Figur 2. Fosfatemia menurut waktu penundaan antara episode terakhir dan sampel darah
menunjukkan korelasi yang signifikan ( P=0.01, two tailed Pearson). Fosfatemia cenderung
untuk menignkat dengan lamanya penundaan waktu saat pengambilan sampel darah dari episode
terakhir. Nilai fosfat lebih tinggu (0.95 mmol.L-1, jarak 0.34-1.45) setelah 2 jam (median
penundaan dari sampel darah) dbandingkan dengan yang lebih awal (0.8 mmol.L-1, jarak = 0.35-
1.34). GTC, generalized tonic clonic; TLOC : transient loss of consciousness.
Yang ketiga, mungkin ada informasi yang bias, seperti saat dokter yang menangani pasien dan
dokter saraf keduanya sadar akan hal nilai fosfat yang abnormal sebelum menetapkan diagnosis;
oleh karena itu kami tidak dapat mengeksklusikan bahwa elektrolit abnormal dapat memengaruhi
dokter yang menangani pasien pada kasus yagn tidak pasti untuk mendiagnosis kejang epileptik
daripada sinkop. Namun, nilai fosfat yang abnormal tidak dilaporkan sebagai sebuah faktor yang
mencetuskan atau penyebab dari episodedari kasus ini, dan untuk yang terbaik bagi ilmu kita,
hipofosfatemia bukanlah sebuah penanda yang tampak pada kejang GTC sampai sekarang ini.
Yang keempat, kejang fokal digabungkan dengan TLOC lainnya, karena manifestasi motorik
dapat bervariasi dengan luas pada kejang ini, namun biasanyakurang tampak dalam kejang GTC.

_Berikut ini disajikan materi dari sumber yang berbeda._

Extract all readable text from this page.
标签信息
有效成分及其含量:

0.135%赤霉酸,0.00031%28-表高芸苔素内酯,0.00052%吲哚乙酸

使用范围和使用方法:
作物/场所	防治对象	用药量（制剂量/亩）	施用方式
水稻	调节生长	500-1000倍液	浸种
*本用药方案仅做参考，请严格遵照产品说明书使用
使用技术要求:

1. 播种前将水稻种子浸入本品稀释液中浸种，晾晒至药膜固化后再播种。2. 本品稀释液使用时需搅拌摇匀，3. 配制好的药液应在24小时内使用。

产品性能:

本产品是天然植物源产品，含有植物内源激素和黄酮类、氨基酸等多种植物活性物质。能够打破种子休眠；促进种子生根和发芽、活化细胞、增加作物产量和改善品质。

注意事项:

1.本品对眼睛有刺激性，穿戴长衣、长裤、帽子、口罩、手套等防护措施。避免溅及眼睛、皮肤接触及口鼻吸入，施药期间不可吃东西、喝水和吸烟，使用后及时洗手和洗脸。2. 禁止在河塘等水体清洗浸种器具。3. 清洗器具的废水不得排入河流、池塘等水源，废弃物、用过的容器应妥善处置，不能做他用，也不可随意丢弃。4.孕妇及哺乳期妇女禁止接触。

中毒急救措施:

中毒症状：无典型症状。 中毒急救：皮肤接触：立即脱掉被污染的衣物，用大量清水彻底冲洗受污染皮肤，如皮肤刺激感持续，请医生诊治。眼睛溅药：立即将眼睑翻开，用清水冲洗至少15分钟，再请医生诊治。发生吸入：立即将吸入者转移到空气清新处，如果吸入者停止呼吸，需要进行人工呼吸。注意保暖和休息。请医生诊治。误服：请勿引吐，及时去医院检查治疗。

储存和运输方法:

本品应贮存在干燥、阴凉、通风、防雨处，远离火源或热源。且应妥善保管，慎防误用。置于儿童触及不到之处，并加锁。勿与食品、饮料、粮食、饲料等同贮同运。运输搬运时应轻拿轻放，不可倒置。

Kejang fokal cenderung untuk berhubungan dengan proporsi yang lebih rendah dari nilai
fosfatemia yang abnormal, namun terbatasnya ukuran sampel menghalangi kesimpulan tegas
yang lainnya, khususnya jika dibandingkan dengan sinkop. Keterbatasan dasar dari seluruh studi
bergantung pada diagnosis kejangadalah absennya gold standard untuk prosedur diagnostik; oleh
karena itu diagnostik sangat berdasarkan pada anamnesis34. Keterbatasan ini menyoroti pada
penanda potensial seharusnya selalu diinterpretasikan bersamaan dengan konteks klinis.
Bergunanya penanda ini (nilai fosfat diantara mereka) dapat terbukti secara khusus membantu
dalam situasi dimana tidak ada ketersediaan deskripsi yang jelas dari TLOC.